Layaway (lay-by in Australia, New Zealand, and South Africa)[1] is a purchase agreement in which the seller reserves an item for a consumer until the consumer completes all the payments necessary to pay for that item, and only then hands over the item.
Rather than taking the item home and then repaying the debt on a regular schedule, as in most installment plans or hire purchases, the layaway customer does not receive the item until it is completely paid for. There is sometimes a fee associated, since the seller must "lay" the item "away" in storage until the payments are completed. Because there is little risk involved for the seller, layaway can be readily offered to those with bad credit. If the transaction is not completed, the item is returned to stock; the customer's money may be returned in whole, returned less a fee, or forfeited entirely.
The main advantage of layaway is that no interest is charged. However, the seller will be reinvesting the payments into ventures (usually the business itself) with an ROI at or above the risk-free rate, which is effectively interest forfeited to the seller. In addition, the price is fixed, availability is guaranteed by reserving the item in stock, and an item being purchased as a gift can be kept secret. Consumers may also gain a sense of living within their means.[2] However, consumers face potential financial loss in the case where a retailer declares bankruptcy prior to collecting the item.[3]
Layaway became common during the Great Depression of the 1930s. It was widely withdrawn during the 1980s,[4] as the ubiquity of credit cards decreased its utility. Wal-Mart announced in September 2006 that it would discontinue layaway service in all its stores, citing the decrease in demand and a rise in cost of implementation.[5] In September 2011, Wal-Mart resumed the service in the United States due to the new financial difficulties imposed by the economy and the increased constraints on consumer credit.[6] During the 2012 season, many retailers were heavily advertising their layaway service and offering it for free (or effectively free) if all conditions were met.[7] In contrast, Kmart has been providing layaway in the United States for over forty years,[8] and was at one time the only major national discount retailer offering the service.[9] Other large retailers offering layaway programs include Burlington Coat Factory, Marshalls, Sears, and T.J. Maxx. In Canada, it is available from many businesses including local bike shops, jewellers, and adventure holidays.[10]

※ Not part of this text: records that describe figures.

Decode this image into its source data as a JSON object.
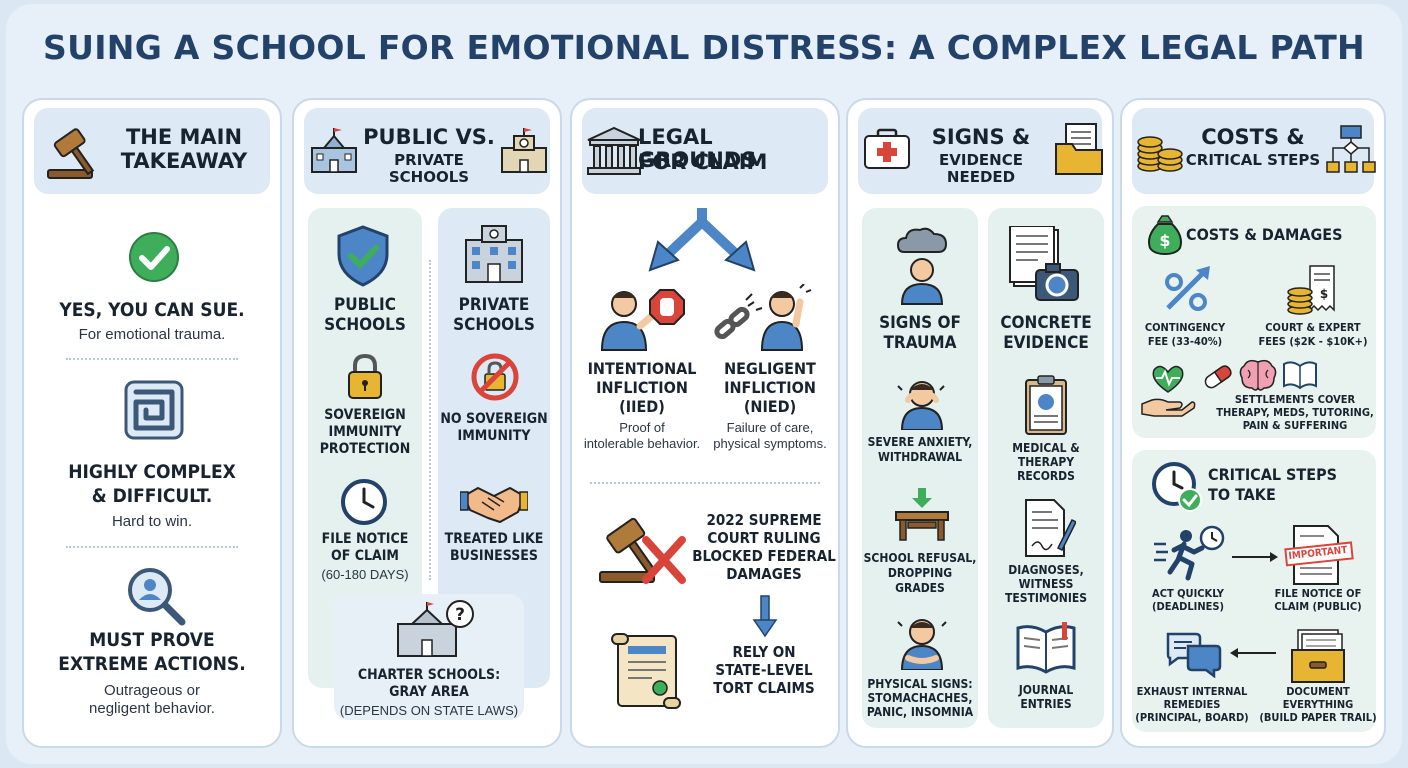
{
  "title": "SUING A SCHOOL FOR EMOTIONAL DISTRESS: A COMPLEX LEGAL PATH",
  "colors": {
    "navy": "#22426a",
    "green": "#3fae5a",
    "red": "#d9443b",
    "gold": "#e7b532",
    "blue": "#4d86c6",
    "panel": "#dde9f5",
    "mint": "#e4f1ee"
  },
  "col1": {
    "header": [
      "THE MAIN",
      "TAKEAWAY"
    ],
    "p1_title": "YES, YOU CAN SUE.",
    "p1_sub": "For emotional trauma.",
    "p2_title": [
      "HIGHLY COMPLEX",
      "& DIFFICULT."
    ],
    "p2_sub": "Hard to win.",
    "p3_title": [
      "MUST PROVE",
      "EXTREME ACTIONS."
    ],
    "p3_sub": [
      "Outrageous or",
      "negligent behavior."
    ]
  },
  "col2": {
    "header": [
      "PUBLIC VS.",
      "PRIVATE SCHOOLS"
    ],
    "public_title": [
      "PUBLIC",
      "SCHOOLS"
    ],
    "public_immunity": [
      "SOVEREIGN",
      "IMMUNITY",
      "PROTECTION"
    ],
    "public_notice": [
      "FILE NOTICE",
      "OF CLAIM"
    ],
    "public_notice_sub": "(60-180 DAYS)",
    "private_title": [
      "PRIVATE",
      "SCHOOLS"
    ],
    "private_immunity": [
      "NO SOVEREIGN",
      "IMMUNITY"
    ],
    "private_business": [
      "TREATED LIKE",
      "BUSINESSES"
    ],
    "charter_title": [
      "CHARTER SCHOOLS:",
      "GRAY AREA"
    ],
    "charter_sub": "(DEPENDS ON STATE LAWS)"
  },
  "col3": {
    "header": [
      "LEGAL GROUNDS",
      "FOR CLAIM"
    ],
    "iied_title": [
      "INTENTIONAL",
      "INFLICTION",
      "(IIED)"
    ],
    "iied_sub": [
      "Proof of",
      "intolerable behavior."
    ],
    "nied_title": [
      "NEGLIGENT",
      "INFLICTION",
      "(NIED)"
    ],
    "nied_sub": [
      "Failure of care,",
      "physical symptoms."
    ],
    "ruling": [
      "2022 SUPREME",
      "COURT RULING",
      "BLOCKED FEDERAL",
      "DAMAGES"
    ],
    "rely": [
      "RELY ON",
      "STATE-LEVEL",
      "TORT CLAIMS"
    ]
  },
  "col4": {
    "header": [
      "SIGNS &",
      "EVIDENCE NEEDED"
    ],
    "signs_title": [
      "SIGNS OF",
      "TRAUMA"
    ],
    "sign1": [
      "SEVERE ANXIETY,",
      "WITHDRAWAL"
    ],
    "sign2": [
      "SCHOOL REFUSAL,",
      "DROPPING",
      "GRADES"
    ],
    "sign3": [
      "PHYSICAL SIGNS:",
      "STOMACHACHES,",
      "PANIC, INSOMNIA"
    ],
    "evidence_title": [
      "CONCRETE",
      "EVIDENCE"
    ],
    "ev1": [
      "MEDICAL &",
      "THERAPY",
      "RECORDS"
    ],
    "ev2": [
      "DIAGNOSES,",
      "WITNESS",
      "TESTIMONIES"
    ],
    "ev3": [
      "JOURNAL",
      "ENTRIES"
    ]
  },
  "col5": {
    "header": [
      "COSTS &",
      "CRITICAL STEPS"
    ],
    "costs_title": "COSTS & DAMAGES",
    "contingency": [
      "CONTINGENCY",
      "FEE (33-40%)"
    ],
    "court": [
      "COURT & EXPERT",
      "FEES ($2K - $10K+)"
    ],
    "settlements": [
      "SETTLEMENTS COVER",
      "THERAPY, MEDS, TUTORING,",
      "PAIN & SUFFERING"
    ],
    "steps_title": [
      "CRITICAL STEPS",
      "TO TAKE"
    ],
    "act": [
      "ACT QUICKLY",
      "(DEADLINES)"
    ],
    "notice": [
      "FILE NOTICE OF",
      "CLAIM (PUBLIC)"
    ],
    "stamp": "IMPORTANT",
    "exhaust": [
      "EXHAUST INTERNAL",
      "REMEDIES",
      "(PRINCIPAL, BOARD)"
    ],
    "document": [
      "DOCUMENT",
      "EVERYTHING",
      "(BUILD PAPER TRAIL)"
    ]
  }
}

Online layaway allows consumers to purchase items through scheduled deductions from a checking account.[11] [12] Online layaway simplifies layaway for both merchant and consumer by removing the costly, time-consuming storage and bookkeeping processes. Layaways remain at the distribution center during the layaway period instead of taking up valuable retail warehouse space.[13] Just as consumers used layaway payment plans to purchase products at brick and mortar stores in the past, they can also use layaway to pay for online products and services which serves as an alternative budgeting tool and a means to avoid debt and it can help consumers reserve a product that is hard to get or not always available due its high demand and popularity.[14] Products and services that have layaway offerings online vary from netbooks to home gyms and from concert tickets to layaway vacations.
Many stores offer layaway during the Christmas season, and it has been a tradition for some individuals to make holiday layaway donations, thus releasing the purchased items to the layaway participant.[15]
Guaranteed consumer funding is a type of credit similar to layaway, which allows consumers to purchase items on a payment plan regardless of their credit history.